I am trying to convert multiple pdf files into excel version so that through vba I can manipulate the text and find some specific figures. The code that I have written is:
library("pdftools")
setwd("C:/Users/mohit.bansal/Desktop/CSL")
filenames <- list.files(pattern = "*.pdf", all.files = TRUE )
filenames
txt <- pdf_text(filenames[1])
write.table(txt, file = paste(filenames[1], ".xls", sep = ""), sep = " ")
txt <- pdf_text(filenames[2])
write.table(txt, file = paste(filenames[2], ".xls", sep = ""), sep = " ")
txt <- pdf_text(filenames[3])
write.table(txt, file = paste(filenames[3], ".xls", sep = ""), sep = " ")
Here I pass all the pdf file names into array name filenames and then I pass the filenames one by one to convert them into excel. What I want is to be independent of the last repetitive code lines. Suppose I have 25 files in a folder I need to write those lines 25 times. I there any code line which can pass all the names at once.

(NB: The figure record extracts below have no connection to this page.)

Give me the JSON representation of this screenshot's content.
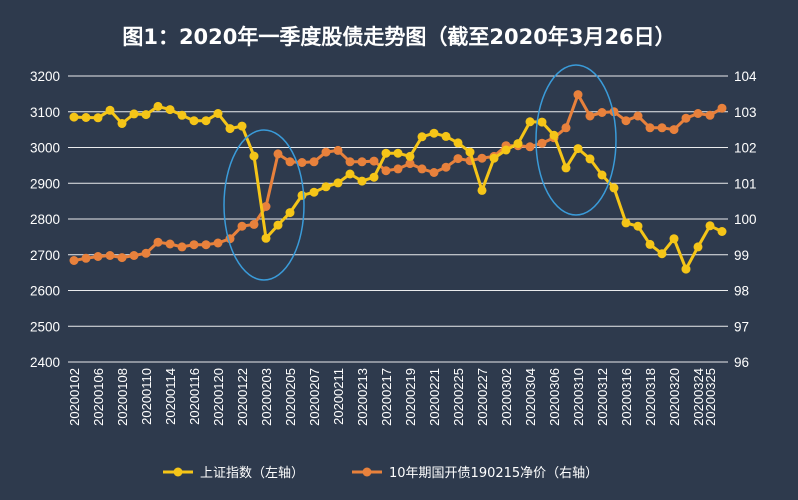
{
  "chart_data": {
    "type": "line",
    "title": "图1：2020年一季度股债走势图（截至2020年3月26日）",
    "grid": true,
    "legend_position": "bottom",
    "x": [
      "20200102",
      "20200103",
      "20200106",
      "20200107",
      "20200108",
      "20200109",
      "20200110",
      "20200113",
      "20200114",
      "20200115",
      "20200116",
      "20200117",
      "20200120",
      "20200121",
      "20200122",
      "20200123",
      "20200203",
      "20200204",
      "20200205",
      "20200206",
      "20200207",
      "20200210",
      "20200211",
      "20200212",
      "20200213",
      "20200214",
      "20200217",
      "20200218",
      "20200219",
      "20200220",
      "20200221",
      "20200224",
      "20200225",
      "20200226",
      "20200227",
      "20200228",
      "20200302",
      "20200303",
      "20200304",
      "20200305",
      "20200306",
      "20200309",
      "20200310",
      "20200311",
      "20200312",
      "20200313",
      "20200316",
      "20200317",
      "20200318",
      "20200319",
      "20200320",
      "20200323",
      "20200324",
      "20200325",
      "20200326"
    ],
    "x_tick_labels": [
      "20200102",
      "20200106",
      "20200108",
      "20200110",
      "20200114",
      "20200116",
      "20200120",
      "20200122",
      "20200203",
      "20200205",
      "20200207",
      "20200211",
      "20200213",
      "20200217",
      "20200219",
      "20200221",
      "20200225",
      "20200227",
      "20200302",
      "20200304",
      "20200306",
      "20200310",
      "20200312",
      "20200316",
      "20200318",
      "20200320",
      "20200324",
      "20200325"
    ],
    "y_left": {
      "ylim": [
        2400,
        3200
      ],
      "ticks": [
        "2400",
        "2500",
        "2600",
        "2700",
        "2800",
        "2900",
        "3000",
        "3100",
        "3200"
      ]
    },
    "y_right": {
      "ylim": [
        96,
        104
      ],
      "ticks": [
        "96",
        "97",
        "98",
        "99",
        "100",
        "101",
        "102",
        "103",
        "104"
      ]
    },
    "series": [
      {
        "name": "上证指数（左轴）",
        "axis": "left",
        "color": "#f5c518",
        "values": [
          3085,
          3084,
          3083,
          3104,
          3067,
          3094,
          3092,
          3115,
          3106,
          3090,
          3075,
          3075,
          3095,
          3053,
          3060,
          2976,
          2746,
          2783,
          2818,
          2866,
          2875,
          2890,
          2901,
          2926,
          2906,
          2917,
          2984,
          2984,
          2975,
          3030,
          3040,
          3031,
          3013,
          2987,
          2880,
          2970,
          2993,
          3011,
          3072,
          3071,
          3034,
          2943,
          2997,
          2968,
          2923,
          2887,
          2789,
          2780,
          2729,
          2703,
          2745,
          2660,
          2722,
          2781,
          2765
        ]
      },
      {
        "name": "10年期国开债190215净价（右轴）",
        "axis": "right",
        "color": "#e8813c",
        "values": [
          98.84,
          98.9,
          98.95,
          98.98,
          98.92,
          98.98,
          99.04,
          99.35,
          99.3,
          99.22,
          99.28,
          99.28,
          99.33,
          99.45,
          99.8,
          99.85,
          100.35,
          101.82,
          101.6,
          101.58,
          101.6,
          101.87,
          101.92,
          101.6,
          101.6,
          101.62,
          101.35,
          101.4,
          101.55,
          101.4,
          101.3,
          101.45,
          101.69,
          101.63,
          101.7,
          101.75,
          102.05,
          102.05,
          102.02,
          102.12,
          102.27,
          102.55,
          103.48,
          102.88,
          102.98,
          103.0,
          102.75,
          102.88,
          102.55,
          102.55,
          102.5,
          102.82,
          102.95,
          102.9,
          103.1
        ]
      }
    ],
    "annotations": [
      {
        "shape": "ellipse",
        "note": "highlight around 20200123–20200205"
      },
      {
        "shape": "ellipse",
        "note": "highlight around 20200304–20200310"
      }
    ]
  },
  "colors": {
    "background": "#2e3a4d",
    "grid": "#ffffff",
    "annotation": "#3a9bd9"
  }
}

lapply(filesnames, function(i)
write.table(pdf_text(i), file = paste(i, ".xls", sep = ""), sep = " "))
library(pdftools)
setwd("C:/Users/mohit.bansal/Desktop/CSL")
filenames <- list.files(pattern = "*.pdf", all.files = TRUE )
for (fname in filenames) {
txt <- pdf_text(fname)
write.table(txt, file = paste(fname, ".xls", sep = ""), sep = " ")
}
But, help("for")
in the console would have provided sufficient information on how to use a for
loop.
The "problem" with using the *apply
family of functions for this is that there's a side-effect of dumping a result back into the environment (even though only temporarily). Even purrrr::walk()
returns data back, but at least it does so invisibly (and returns the original data unmodified).